On 10 October 2019 the National Assembly of Serbia has adopted the long awaited new Law on State Aid Control (hereinafter: the Law).
The main reason behind the adoption is harmonization with the European Union rules. The adoption of this Law represents a meaningful step forward in closing the Chapter 8, concerning market competition, of the negotiation process for Serbia’s accession to the European Union.
This Law regulates the control of state aid in order to protect competition on the market, applying the principles of market economy and stimulating economic development, ensuring transparency in the granting of state aid, as well as the establishment, position, organization and competence of the State Aid Control Commission (hereinafter: the Commission), the general conditions, rules, measures, and procedure to be followed by the Commission when acting in administrative matters.
Unlike the 2009 Law on State Aid Control, this Law introduces the list of all state aid instruments, as follows:
– subvention (grants) or subsidized interest rate on loans;
– fiscal relief (reduction or exemption from taxes, contributions, duties and other fiscal duties);
– state guarantee, guarantee of any legal entity disposing of and/or managing public funds or other state aid provider, given on terms more favorable than market ones;
– waiver of profits and/or dividends of the state, local government or legal entity disposing of and/or managing public funds;
– debt relief to the state, local government or legal entity disposing of and/or managing public funds;
– sale or use of publicly owned property at a price lower than market;
– purchase or use of property at a price higher than the market price by the state, local government or legal entity managing or disposing of public funds; and
– other instruments in accordance with the Law.
The Law introduces three new concepts:
– compatible state aid;
– cumulation of state aid; and
– de minimis aid.
Compatible state aid is the aid of a social nature intended for consumers without discrimination as to the origin of the goods or products constituting the specific aid, that is to say, to remedy damage caused by natural disasters or other emergencies in accordance with the law governing disaster risk reduction and emergency management.
Cumulation of state aid is the sum of state aid granted that has a unique purpose irrespective of the type, instrument of grant and state aid provider.
De minimis aid is aid which does not have a significant effect on the distortion of competition in the market and on trade between the Republic of Serbia and the Member States of the European Union. It is not reported to the Commission, but the decision on the justification of the award is made by the de minimis aid provider, who informs the Commission of the de minimis aid granted.
Also, an interested party is no longer a party to the proceedings, but can only submit an initiative to the Commission, not a request for initiation of the proceedings.
Further, according to the Law, parties can offer commitments in state aid investigations which may lead the Commission to stop the probe.
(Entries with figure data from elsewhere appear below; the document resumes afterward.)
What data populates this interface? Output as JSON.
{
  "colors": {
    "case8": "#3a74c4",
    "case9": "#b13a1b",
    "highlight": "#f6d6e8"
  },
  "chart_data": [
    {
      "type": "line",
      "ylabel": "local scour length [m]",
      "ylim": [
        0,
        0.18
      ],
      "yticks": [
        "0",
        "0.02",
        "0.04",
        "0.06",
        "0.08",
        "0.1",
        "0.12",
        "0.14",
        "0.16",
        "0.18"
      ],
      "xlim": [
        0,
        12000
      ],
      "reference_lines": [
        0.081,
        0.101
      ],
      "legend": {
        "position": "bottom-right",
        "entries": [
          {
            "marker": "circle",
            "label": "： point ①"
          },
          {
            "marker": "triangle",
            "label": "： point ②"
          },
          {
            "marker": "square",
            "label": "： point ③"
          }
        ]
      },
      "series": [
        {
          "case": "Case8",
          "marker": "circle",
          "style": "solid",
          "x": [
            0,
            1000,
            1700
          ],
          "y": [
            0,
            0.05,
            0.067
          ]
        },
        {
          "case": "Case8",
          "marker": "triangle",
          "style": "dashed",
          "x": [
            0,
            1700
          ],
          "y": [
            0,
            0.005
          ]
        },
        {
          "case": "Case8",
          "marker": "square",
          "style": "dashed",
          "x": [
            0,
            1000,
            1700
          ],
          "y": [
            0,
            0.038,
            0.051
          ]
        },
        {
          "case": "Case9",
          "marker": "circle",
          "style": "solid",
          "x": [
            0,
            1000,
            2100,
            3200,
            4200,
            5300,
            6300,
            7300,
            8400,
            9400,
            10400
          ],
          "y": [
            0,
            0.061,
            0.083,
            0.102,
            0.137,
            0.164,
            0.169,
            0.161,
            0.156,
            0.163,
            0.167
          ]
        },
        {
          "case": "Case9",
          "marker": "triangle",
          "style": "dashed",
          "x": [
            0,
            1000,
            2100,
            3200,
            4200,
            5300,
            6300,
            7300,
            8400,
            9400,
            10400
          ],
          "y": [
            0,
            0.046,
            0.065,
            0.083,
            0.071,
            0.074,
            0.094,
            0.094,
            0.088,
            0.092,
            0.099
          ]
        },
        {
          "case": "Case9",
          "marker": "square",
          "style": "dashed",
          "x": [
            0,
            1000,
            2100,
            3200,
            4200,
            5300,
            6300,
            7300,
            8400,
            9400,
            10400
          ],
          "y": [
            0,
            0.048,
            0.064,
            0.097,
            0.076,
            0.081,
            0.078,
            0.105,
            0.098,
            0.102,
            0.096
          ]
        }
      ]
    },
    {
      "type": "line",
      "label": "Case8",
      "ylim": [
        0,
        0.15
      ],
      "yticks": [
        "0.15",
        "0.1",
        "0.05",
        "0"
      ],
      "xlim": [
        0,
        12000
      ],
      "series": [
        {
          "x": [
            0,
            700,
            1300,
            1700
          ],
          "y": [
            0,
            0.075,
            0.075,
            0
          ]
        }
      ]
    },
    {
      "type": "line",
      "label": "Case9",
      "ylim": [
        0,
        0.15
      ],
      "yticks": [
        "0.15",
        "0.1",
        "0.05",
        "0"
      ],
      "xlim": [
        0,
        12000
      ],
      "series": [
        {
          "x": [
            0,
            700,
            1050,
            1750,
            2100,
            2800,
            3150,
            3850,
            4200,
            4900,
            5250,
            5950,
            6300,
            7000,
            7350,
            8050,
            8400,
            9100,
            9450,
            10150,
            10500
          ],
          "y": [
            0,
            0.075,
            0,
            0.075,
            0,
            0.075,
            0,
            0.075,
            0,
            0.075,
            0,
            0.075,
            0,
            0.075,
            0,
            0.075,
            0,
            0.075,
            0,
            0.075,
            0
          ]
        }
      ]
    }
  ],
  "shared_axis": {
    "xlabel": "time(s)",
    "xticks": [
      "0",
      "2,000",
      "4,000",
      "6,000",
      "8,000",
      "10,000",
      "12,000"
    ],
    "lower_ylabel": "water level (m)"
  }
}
The Law extends the competence of the main competent body – the Commission and envisages that the Commission will consist of the President and the Council, who will be appointed by the National Assembly, and prescribes the scope of their work. On 23 October 2019 the President of the National Assembly of Serbia announced a contest for the President of the Commission and four members of the Council.
Finally, an on-site inspection by the Commission is introduced for the first time. An on-site inspection is carried out with the beneficiaries of state aid in case of the reasonable assumption that state aid is non-compliant, despite the statement of the state aid provider indicating that such aid is in compliance or inaccuracy or incompleteness of the information provided.
Application of the Law
The Law will enter into force on 1 January 2020, except for Articles 9-24, concerning establishment, position, organization and competence of the Commission, which entered into force on 18 October 2019.